Hello i just really wanted to ask you I'm getting new soldering iron/station so which do you recommend me more KSEGER T12 V3.1S or V2.1S and TS 100-80 I know that you tried them soo if you can give me your opinion I watched your channel for over year just keep the good work. Thank you very much. Sorry if my english is not soo good but its not my primary language
Totally depends if you want a portable soldering iron or a bench top station. If it's a station, either the 3.1 or 2.1 are almost identical - just subtle differences in the display options. As for the TS100 vs 80. I prefer the 100 because it's more powerful and has a more robust barrel power connector over a USBC. That is of course for harder field & shop use where I use my portable iron. In other words - application dependent.
@@Rchelicopterfun Thank you for answering i will mainly do things in a lab so i am definitely going to get KSGER 3.1S
Wondering if this would be a good station for a person brand new to soldiering?
That really depends what you plan on soldering and how often you'll be soldering.
If you'll only be using it a few times a year to solder wire/similar; a soldering station (no matter what brand or model) will be overkill.

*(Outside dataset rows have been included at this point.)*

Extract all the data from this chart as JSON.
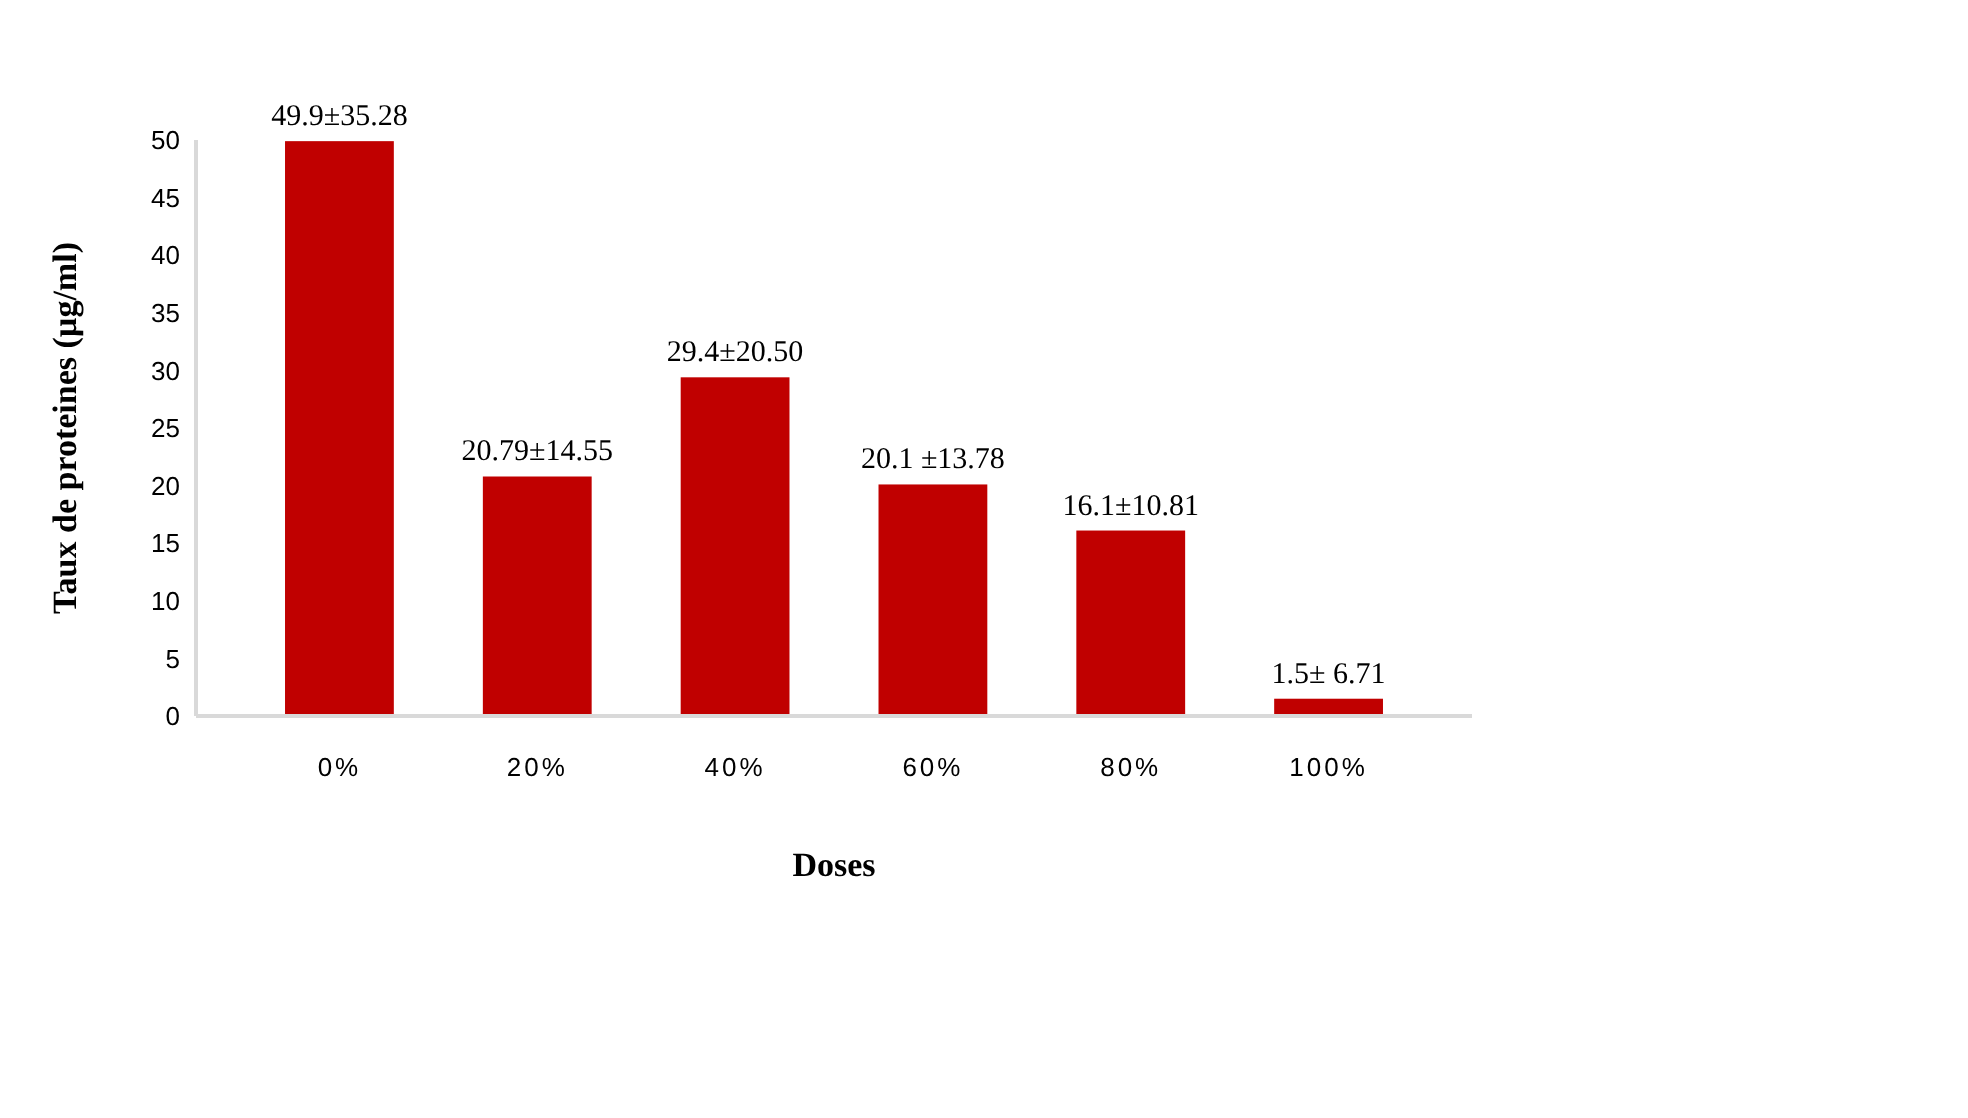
{
  "chart_data": {
    "type": "bar",
    "xlabel": "Doses",
    "ylabel": "Taux de proteines (µg/ml)",
    "categories": [
      "0%",
      "20%",
      "40%",
      "60%",
      "80%",
      "100%"
    ],
    "values": [
      49.9,
      20.79,
      29.4,
      20.1,
      16.1,
      1.5
    ],
    "value_labels": [
      "49.9±35.28",
      "20.79±14.55",
      "29.4±20.50",
      "20.1 ±13.78",
      "16.1±10.81",
      "1.5± 6.71"
    ],
    "color": "#c00000",
    "ylim": [
      0,
      50
    ],
    "yticks": [
      0,
      5,
      10,
      15,
      20,
      25,
      30,
      35,
      40,
      45,
      50
    ],
    "grid": false
  }
}
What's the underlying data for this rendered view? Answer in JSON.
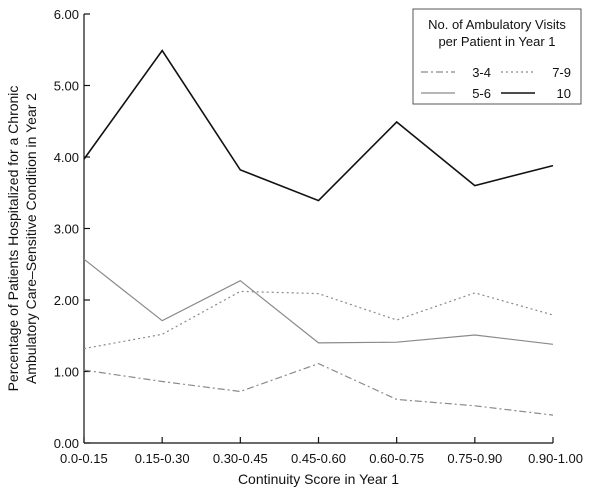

It may also be frustrating using a more complex soldering station seldom because you'll have to remember how to use it every time. If on the other hand you are getting into electronics and/or will be soldering several times a month/week, then getting a proper soldering station is a good investment and one you will both enjoy and get your money's worth. These T12 stations represent excellent value and performance. My 2 cents.
@@Rchelicopterfun thanks, I definitely would like to get into electronics more. I'll definitely need to practice on how to use it properly.
Thank you for making this follow up video. I was so impressed about your statement in regards to Chinese Cheap Hardware. I remembered you opened up a Weller soldering station and basically said look at this: Well known brand but poor build quality. Definitely Americans need to step it up again. Also you said if my Ksger would fail today you wouldn’t hesitate replacing it with exactly the same the next day. I enjoyed your upgrade video of the heat gun. Once again thank you for making these videos.
Thanks for the feedback.
So is the v2.1s the best to get?
what is different of long vs short tips?
Is there a dc jack input to run it off a battery?
No, you would have to mod that yourself.
Can you get hot tweezers for this?
I like my KSGER... Only 2 thing I hate about them is the handle itself and that the older models are not properly grounded. The blue plastic one like you old one has gets hot where you hold it after using for 20 or more mins. The metal ones have quality control issues, and that blue and yellow has a screw on handle and longer tip to grip. KSGER need to make a model that lets you plug a JBC pin in lol.
Can you buy replacement tips?
Yes, as I state in the video it uses very popular T12 soldering tips. Links in description.
Is this a copy of the Unisolder ?
I was hoping to see a Fahrenheit setting.
Can it do XT90 to 10 gauge ? Or should I buy a solder gun?
A T12 soldering station will have no problem with 10 AWG; with good soldering technique, a large enough thermal mass tip (D24 or D4 for example), and good quality solder of course.